Red electricity sparking all around her, Kara appeared from thin air over Nick’s prone form. “You want the Australian, Rigby? Come get him.”

In spite of his better judgment, Rigby strode toward Kara. Halfway there, he froze. There in the shadows, just over Kara’s shoulder, were two sparkling eyes and a Cheshire grin.

“Bezeal,” he muttered, taking a hesitant step backward.

Kara began to laugh. She dropped to a crouch and reached forward. Rigby couldn’t tell what she was doing. When she stood, she held the end of a six-foot wide strip of stone. With will-augmented strength beyond anything Rigby had ever imagined, Kara whipped the stone as if it were a blanket. The motion sent a quaking tremor rolling across the cavern floor. Rigby tried to leap out of the way, but it took his feet out from under him and sent him cartwheeling into the air. He came down in a heap near the stone where Kaylie and Doc Scoville had been hiding.

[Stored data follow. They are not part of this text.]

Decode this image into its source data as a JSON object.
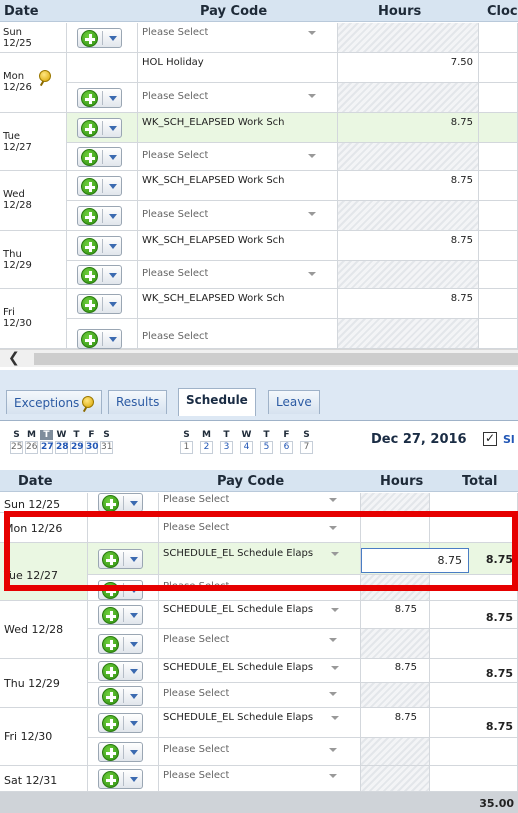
{
  "top_grid": {
    "headers": {
      "date": "Date",
      "pay_code": "Pay Code",
      "hours": "Hours",
      "clock": "Cloc"
    },
    "rows": [
      {
        "day": "Sun",
        "date": "12/25",
        "pay_code": "Please Select",
        "hours": ""
      },
      {
        "day": "Mon",
        "date": "12/26",
        "pay_code": "HOL Holiday",
        "hours": "7.50"
      },
      {
        "pay_code": "Please Select",
        "hours": ""
      },
      {
        "day": "Tue",
        "date": "12/27",
        "pay_code": "WK_SCH_ELAPSED Work Sch",
        "hours": "8.75"
      },
      {
        "pay_code": "Please Select",
        "hours": ""
      },
      {
        "day": "Wed",
        "date": "12/28",
        "pay_code": "WK_SCH_ELAPSED Work Sch",
        "hours": "8.75"
      },
      {
        "pay_code": "Please Select",
        "hours": ""
      },
      {
        "day": "Thu",
        "date": "12/29",
        "pay_code": "WK_SCH_ELAPSED Work Sch",
        "hours": "8.75"
      },
      {
        "pay_code": "Please Select",
        "hours": ""
      },
      {
        "day": "Fri",
        "date": "12/30",
        "pay_code": "WK_SCH_ELAPSED Work Sch",
        "hours": "8.75"
      },
      {
        "pay_code": "Please Select",
        "hours": ""
      }
    ]
  },
  "tabs": [
    {
      "label": "Exceptions"
    },
    {
      "label": "Results"
    },
    {
      "label": "Schedule"
    },
    {
      "label": "Leave"
    }
  ],
  "calendar": {
    "week1": {
      "days": [
        "S",
        "M",
        "T",
        "W",
        "T",
        "F",
        "S"
      ],
      "dates": [
        "25",
        "26",
        "27",
        "28",
        "29",
        "30",
        "31"
      ]
    },
    "week2": {
      "days": [
        "S",
        "M",
        "T",
        "W",
        "T",
        "F",
        "S"
      ],
      "dates": [
        "1",
        "2",
        "3",
        "4",
        "5",
        "6",
        "7"
      ]
    },
    "selected_date": "Dec 27, 2016",
    "show_label": "Sl"
  },
  "bottom_grid": {
    "headers": {
      "date": "Date",
      "pay_code": "Pay Code",
      "hours": "Hours",
      "total": "Total"
    },
    "rows": [
      {
        "date": "Sun 12/25",
        "pay_code": "Please Select",
        "hours": "",
        "total": ""
      },
      {
        "date": "Mon 12/26",
        "pay_code": "Please Select",
        "hours": "",
        "total": ""
      },
      {
        "date": "Tue 12/27",
        "pay_code": "SCHEDULE_EL Schedule Elaps",
        "hours": "8.75",
        "total": "8.75"
      },
      {
        "pay_code": "Please Select",
        "hours": "",
        "total": ""
      },
      {
        "date": "Wed 12/28",
        "pay_code": "SCHEDULE_EL Schedule Elaps",
        "hours": "8.75",
        "total": "8.75"
      },
      {
        "pay_code": "Please Select",
        "hours": "",
        "total": ""
      },
      {
        "date": "Thu 12/29",
        "pay_code": "SCHEDULE_EL Schedule Elaps",
        "hours": "8.75",
        "total": "8.75"
      },
      {
        "pay_code": "Please Select",
        "hours": "",
        "total": ""
      },
      {
        "date": "Fri 12/30",
        "pay_code": "SCHEDULE_EL Schedule Elaps",
        "hours": "8.75",
        "total": "8.75"
      },
      {
        "pay_code": "Please Select",
        "hours": "",
        "total": ""
      },
      {
        "date": "Sat 12/31",
        "pay_code": "Please Select",
        "hours": "",
        "total": ""
      }
    ],
    "footer_total": "35.00"
  },
  "colors": {
    "highlight_box": "#e60000",
    "accent": "#2156b5",
    "header_bg": "#d7e4f1"
  }
}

Rigby rose to a knee and nearly blacked out. He blinked and rubbed the back of his head. “Ah, they got out,” he whispered. He glanced across the cavern to Nick. “Sorry, mate,” he said. “I’m not up to this. Not yet.”

Rigby fled. He sprinted to the torn-down elevator shaft, and began climbing like a frenzied spider. Kara’s voice followed him the whole way. “Run, run, Rigby! It will all be over soon!”